A Man With Many Ties— and Few Answers

Part of what makes Mr. Mifsud so slippery is his résumé. He wasn’t just teaching English in Malta. He moved in elite circles. He helped build Link Campus University in Rome, where Western security services often sent students. He held posts at the London Academy of Diplomacy and the London Centre of International Law Practice. 

He also attended forums in Moscow, including the Valdai Discussion Club, which is closely linked to the Kremlin. He attended conferences in Brussels, London, and Washington, rubbing shoulders with diplomats, businesspeople, and intelligence veterans.

Was Mr. Mifsud a Kremlin messenger? Was he working with Western services to bait Papadopoulos? Or was he a hustling academic who exaggerated his connections to feel important?

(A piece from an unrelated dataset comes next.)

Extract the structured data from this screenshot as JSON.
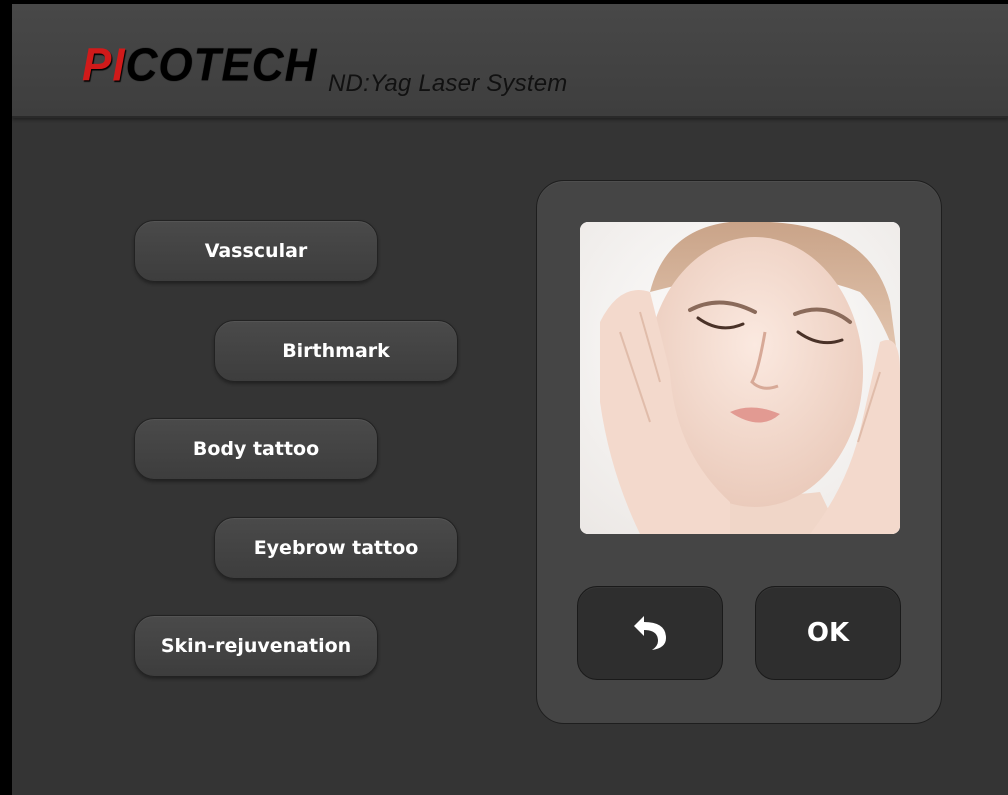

The Mueller team leaned toward the first interpretation. Papadopoulos and his defenders argue the second. Without Mr. Mifsud’s own testimony, no one can say for sure.

Durham’s Dead End

Mr. Durham spent years examining the origins of the Russia probe and criticized the FBI for confirmation bias and sloppy procedures, but he could not conclude that Crossfire Hurricane was a political setup. His team tried — and failed — to locate Joseph Mifsud, despite briefings from Italian intelligence and access to his materials, including cell phones. 

That absence is not a footnote — it is the central void in the Russiagate story. Until Mr. Mifsud reappears — or is definitively accounted for — the investigation’s first and most crucial witness remains missing, leaving the story incomplete.